Locum tenens is a structural feature of the healthcare system as a whole: a necessary response to systemic workforce volatility and physician shortages. And it’s not going away. Health systems that try to reduce locum reliance purely in the name of cost control often end up trading one crisis for another.
The real challenge is integration. No single staffing model works in isolation. Permanent hires, travel staff, and locum physicians each serve a distinct role and need to be managed under a single umbrella of visibility. Vendor-neutral governance is what makes that possible, delivering the flexibility and insights health systems need without the compliance risks or operational chaos that unmanaged programs create.

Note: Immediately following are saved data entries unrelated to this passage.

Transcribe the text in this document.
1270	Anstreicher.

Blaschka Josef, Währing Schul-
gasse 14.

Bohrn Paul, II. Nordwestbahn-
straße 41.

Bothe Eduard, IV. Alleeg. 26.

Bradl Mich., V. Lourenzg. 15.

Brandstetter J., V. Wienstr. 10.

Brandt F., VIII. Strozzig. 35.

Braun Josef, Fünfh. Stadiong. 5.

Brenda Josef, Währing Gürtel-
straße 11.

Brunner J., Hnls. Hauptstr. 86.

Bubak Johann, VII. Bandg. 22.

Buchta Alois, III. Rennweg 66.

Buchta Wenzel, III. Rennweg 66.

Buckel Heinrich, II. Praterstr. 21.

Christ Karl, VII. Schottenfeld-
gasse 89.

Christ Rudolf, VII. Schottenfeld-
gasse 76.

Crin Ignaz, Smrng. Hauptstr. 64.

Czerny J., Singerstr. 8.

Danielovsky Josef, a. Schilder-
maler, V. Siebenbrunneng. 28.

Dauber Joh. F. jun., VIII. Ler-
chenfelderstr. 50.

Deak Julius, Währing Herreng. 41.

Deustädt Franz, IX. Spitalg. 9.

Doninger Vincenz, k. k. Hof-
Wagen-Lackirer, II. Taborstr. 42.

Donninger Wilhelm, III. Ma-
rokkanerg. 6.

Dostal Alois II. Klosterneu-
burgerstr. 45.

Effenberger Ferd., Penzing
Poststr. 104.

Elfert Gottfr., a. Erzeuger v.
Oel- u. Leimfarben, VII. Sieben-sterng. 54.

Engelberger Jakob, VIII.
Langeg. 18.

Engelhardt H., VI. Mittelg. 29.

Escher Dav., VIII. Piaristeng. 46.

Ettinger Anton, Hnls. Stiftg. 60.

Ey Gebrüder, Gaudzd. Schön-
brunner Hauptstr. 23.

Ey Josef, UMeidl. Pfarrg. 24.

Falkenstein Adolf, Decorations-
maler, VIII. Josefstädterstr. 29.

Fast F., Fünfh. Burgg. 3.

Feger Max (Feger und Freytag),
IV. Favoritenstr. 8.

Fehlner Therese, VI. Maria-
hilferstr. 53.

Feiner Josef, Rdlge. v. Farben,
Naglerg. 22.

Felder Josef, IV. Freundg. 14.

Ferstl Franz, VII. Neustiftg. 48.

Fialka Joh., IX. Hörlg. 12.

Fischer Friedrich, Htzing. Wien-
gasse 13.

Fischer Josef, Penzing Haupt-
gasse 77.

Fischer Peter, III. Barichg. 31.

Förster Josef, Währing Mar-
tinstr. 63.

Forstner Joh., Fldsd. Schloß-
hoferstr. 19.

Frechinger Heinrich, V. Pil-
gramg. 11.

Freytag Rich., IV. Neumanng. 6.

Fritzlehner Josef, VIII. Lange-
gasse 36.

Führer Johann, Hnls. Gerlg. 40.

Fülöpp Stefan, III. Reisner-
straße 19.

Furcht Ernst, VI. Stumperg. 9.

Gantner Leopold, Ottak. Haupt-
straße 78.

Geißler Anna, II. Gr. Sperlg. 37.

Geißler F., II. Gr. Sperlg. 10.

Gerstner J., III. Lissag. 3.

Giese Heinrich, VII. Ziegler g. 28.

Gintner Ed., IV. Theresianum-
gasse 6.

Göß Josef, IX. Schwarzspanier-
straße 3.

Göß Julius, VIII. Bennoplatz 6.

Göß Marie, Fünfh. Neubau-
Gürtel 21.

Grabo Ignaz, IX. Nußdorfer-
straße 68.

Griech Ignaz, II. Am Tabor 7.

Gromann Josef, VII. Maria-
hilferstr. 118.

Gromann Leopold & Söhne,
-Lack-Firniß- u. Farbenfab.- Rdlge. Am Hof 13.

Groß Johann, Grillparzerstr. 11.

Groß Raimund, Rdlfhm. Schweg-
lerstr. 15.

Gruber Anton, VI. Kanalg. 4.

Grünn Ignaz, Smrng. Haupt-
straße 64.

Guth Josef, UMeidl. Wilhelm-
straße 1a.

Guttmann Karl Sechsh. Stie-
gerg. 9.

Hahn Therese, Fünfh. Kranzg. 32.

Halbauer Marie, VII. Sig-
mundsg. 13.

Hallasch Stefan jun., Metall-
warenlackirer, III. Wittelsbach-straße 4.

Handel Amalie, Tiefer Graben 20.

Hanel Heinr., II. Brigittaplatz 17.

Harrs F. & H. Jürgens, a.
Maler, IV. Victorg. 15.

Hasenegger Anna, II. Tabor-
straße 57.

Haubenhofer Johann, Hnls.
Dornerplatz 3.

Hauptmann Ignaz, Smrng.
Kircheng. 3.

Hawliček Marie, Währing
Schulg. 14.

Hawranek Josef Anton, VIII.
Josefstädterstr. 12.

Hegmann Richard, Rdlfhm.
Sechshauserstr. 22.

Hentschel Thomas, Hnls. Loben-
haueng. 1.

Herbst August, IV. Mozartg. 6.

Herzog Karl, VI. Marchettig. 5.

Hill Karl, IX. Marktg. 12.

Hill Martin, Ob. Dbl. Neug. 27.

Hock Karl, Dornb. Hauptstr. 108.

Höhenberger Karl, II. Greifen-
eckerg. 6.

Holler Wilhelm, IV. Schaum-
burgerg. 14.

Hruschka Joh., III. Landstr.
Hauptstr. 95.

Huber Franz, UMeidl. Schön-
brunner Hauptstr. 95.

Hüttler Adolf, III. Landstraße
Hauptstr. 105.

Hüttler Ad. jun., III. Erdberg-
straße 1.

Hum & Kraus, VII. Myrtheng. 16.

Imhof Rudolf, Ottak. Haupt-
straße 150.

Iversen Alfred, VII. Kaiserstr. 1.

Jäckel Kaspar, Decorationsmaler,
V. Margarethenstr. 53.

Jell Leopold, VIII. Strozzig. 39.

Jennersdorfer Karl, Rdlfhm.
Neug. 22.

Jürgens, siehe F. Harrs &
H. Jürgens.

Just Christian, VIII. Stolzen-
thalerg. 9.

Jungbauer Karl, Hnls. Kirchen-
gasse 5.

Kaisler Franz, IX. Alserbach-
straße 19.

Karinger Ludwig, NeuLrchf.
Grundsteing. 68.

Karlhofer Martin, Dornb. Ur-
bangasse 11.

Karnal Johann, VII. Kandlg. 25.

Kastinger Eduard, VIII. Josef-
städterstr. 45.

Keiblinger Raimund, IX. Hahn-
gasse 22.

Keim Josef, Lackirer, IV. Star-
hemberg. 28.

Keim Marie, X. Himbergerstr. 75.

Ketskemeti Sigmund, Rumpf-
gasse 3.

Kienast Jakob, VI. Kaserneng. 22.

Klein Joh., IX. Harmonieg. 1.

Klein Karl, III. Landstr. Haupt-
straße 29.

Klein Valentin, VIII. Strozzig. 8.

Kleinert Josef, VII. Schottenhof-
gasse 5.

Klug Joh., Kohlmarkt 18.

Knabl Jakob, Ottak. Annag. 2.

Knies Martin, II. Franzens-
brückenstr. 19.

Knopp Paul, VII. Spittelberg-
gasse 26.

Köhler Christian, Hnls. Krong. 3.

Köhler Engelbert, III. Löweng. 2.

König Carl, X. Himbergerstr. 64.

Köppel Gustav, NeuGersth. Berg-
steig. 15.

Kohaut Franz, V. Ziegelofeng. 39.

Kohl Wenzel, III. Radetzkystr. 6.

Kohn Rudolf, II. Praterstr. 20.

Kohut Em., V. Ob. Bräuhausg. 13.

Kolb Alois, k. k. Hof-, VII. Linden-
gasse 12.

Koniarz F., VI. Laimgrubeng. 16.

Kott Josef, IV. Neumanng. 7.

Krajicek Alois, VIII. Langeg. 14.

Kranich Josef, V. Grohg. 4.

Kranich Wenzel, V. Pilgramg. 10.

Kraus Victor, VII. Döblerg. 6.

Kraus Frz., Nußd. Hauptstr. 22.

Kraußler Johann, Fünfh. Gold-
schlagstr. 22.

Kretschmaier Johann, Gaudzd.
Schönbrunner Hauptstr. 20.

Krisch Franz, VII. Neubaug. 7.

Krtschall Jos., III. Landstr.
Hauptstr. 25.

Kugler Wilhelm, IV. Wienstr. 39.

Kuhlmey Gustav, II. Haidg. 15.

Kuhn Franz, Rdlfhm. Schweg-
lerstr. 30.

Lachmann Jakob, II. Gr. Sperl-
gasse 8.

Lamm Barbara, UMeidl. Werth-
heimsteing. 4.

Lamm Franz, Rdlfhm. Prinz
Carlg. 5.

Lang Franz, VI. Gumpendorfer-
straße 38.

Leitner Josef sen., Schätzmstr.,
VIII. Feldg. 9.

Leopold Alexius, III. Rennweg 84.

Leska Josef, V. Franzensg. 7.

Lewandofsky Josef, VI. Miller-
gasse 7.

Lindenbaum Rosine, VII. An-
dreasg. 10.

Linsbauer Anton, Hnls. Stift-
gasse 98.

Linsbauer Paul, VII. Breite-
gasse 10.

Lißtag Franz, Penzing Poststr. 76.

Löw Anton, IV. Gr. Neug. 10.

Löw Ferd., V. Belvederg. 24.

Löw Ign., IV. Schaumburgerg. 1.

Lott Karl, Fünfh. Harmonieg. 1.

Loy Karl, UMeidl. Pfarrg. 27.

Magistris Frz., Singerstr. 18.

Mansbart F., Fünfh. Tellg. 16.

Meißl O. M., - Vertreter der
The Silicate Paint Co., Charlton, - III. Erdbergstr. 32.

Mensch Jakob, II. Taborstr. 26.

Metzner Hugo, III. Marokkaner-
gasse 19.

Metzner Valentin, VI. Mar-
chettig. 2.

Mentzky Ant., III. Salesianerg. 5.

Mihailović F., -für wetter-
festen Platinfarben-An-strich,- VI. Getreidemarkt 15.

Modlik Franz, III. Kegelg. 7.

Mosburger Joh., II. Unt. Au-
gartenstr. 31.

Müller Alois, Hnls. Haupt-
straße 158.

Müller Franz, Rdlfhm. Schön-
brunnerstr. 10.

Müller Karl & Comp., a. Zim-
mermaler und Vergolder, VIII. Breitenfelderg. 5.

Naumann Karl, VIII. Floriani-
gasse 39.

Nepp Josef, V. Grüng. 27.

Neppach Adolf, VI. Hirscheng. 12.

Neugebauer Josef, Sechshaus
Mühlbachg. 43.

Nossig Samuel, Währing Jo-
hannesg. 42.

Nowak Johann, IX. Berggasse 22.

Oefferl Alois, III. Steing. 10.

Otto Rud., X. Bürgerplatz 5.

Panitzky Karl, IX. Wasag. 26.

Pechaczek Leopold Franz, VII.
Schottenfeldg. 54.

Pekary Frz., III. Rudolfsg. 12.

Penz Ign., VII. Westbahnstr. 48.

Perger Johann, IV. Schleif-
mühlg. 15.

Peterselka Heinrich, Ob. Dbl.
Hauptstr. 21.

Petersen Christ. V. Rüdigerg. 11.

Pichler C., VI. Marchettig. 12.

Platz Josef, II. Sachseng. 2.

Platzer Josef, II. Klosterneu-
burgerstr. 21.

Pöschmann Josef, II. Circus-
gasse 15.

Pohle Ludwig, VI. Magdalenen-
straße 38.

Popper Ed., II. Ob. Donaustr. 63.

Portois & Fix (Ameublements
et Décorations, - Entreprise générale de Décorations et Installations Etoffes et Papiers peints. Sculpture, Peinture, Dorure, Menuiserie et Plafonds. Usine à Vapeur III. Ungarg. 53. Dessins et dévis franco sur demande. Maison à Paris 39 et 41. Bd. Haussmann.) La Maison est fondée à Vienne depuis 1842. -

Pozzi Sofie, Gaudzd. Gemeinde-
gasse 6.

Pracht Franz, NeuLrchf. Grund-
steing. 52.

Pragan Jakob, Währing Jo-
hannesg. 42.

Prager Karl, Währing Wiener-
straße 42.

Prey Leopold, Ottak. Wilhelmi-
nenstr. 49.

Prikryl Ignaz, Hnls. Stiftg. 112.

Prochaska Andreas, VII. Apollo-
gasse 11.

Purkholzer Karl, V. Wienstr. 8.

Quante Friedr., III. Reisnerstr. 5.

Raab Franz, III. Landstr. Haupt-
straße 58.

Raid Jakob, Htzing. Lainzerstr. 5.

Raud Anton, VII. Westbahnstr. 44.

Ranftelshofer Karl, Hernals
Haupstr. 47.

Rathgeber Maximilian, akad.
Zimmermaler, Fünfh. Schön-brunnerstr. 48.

Locum tenens will remain essential, but the era of the unmanaged locum program is no longer sustainable. Organizations that transfer their decentralized spend into a centralized governance infrastructure will be far better positioned to weather whatever workforce volatility comes next.
Disclaimer: The content in this blog post is for informational purposes only and cannot be construed as specific legal advice or as a substitute for legal advice. The blog post reflects the opinion of Magnit and is not to be construed as legal solutions and positions. Contact an attorney for specific advice and guidance for specific issues or questions.